Les auteurs de l’appel s’appuient sur les travaux anglosaxons. Et n’hésitent pas à s’éloigner de l’approche clinique qui prévaut dans le système pénitentiaire français : «Dans la grande majorité des cas, c’est un expert psychiatre qui doit se prononcer sur l’existence d’une dangerosité criminologique. […] Une telle approche, qui relève d’une conception selon laquelle un individu pourrait être intrinsèquement "dangereux",est aujourd’hui critiquée pour son caractère subjectif et aléatoire.» A la place, les auteurs préconisent de s’inspirer des expériences américaine et canadienne : le risque de récidive s’y calcule grâce à des critères préétablis et à des statistiques (la méthode «actuarielle») afin de définir le suivi le plus efficace pour un profil ainsi établi, notamment à l’aide de programmes cognitivo-comportementaux.
Symptômes. Le groupe de travail recense sept facteurs de risques de récidive : les «attitudes et croyances personnelles approuvant le comportement délinquant», les difficultés conjugales, l’absence de loisir, mais aussi des traits de «personnalité antisociale» : «Faible maîtrise de soi, peu de résistance à la frustration…»
Les méthodes actuarielles, expérimentées par les criminologues depuis plus de vingt ans outre-Atlantique, restent très controversées en France. Quant aux suivis cognitivo-comportementaux (également utilisés dans la lutte contre les addictions ou pour le traitement de l’autisme), ils sont souvent accusés de ne proposer qu’un traitement superficiel des symptômes.
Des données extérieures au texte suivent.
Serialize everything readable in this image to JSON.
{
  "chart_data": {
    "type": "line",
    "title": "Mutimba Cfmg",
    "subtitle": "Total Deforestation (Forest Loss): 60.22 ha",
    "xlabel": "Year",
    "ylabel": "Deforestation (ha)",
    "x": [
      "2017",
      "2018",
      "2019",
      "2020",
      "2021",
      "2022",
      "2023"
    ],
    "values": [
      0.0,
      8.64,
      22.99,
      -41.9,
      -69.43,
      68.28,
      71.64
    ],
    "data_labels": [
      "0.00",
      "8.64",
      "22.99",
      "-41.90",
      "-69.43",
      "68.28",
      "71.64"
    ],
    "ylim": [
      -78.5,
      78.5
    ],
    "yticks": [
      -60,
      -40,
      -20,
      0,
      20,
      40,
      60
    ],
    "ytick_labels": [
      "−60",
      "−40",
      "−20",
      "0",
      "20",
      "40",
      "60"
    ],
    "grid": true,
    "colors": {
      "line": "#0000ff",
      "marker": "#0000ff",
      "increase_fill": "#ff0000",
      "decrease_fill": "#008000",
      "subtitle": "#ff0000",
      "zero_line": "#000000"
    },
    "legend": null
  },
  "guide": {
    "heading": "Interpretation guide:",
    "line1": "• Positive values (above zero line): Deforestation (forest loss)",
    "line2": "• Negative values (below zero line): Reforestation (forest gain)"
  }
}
La droite s’était elle aussi intéressée à ces programmes en instaurant le diagnostic à visée criminologique (DAVC) dans les prisons. Et la ministre déléguée à la Justice, Delphine Batho, connaît bien les méthodes actuarielles - elle a fait deux voyages d’observation au Québec sur le sujet. Les auteurs du texte l’ont rencontrée deux fois.«Elle nous a dit que ces principes pourraient constituer sa feuille de route», confie l’un des auteurs du texte. Ce qui permettrait à Delphine Batho de donner de la consistance à son portefeuille, dont les contours restent flous.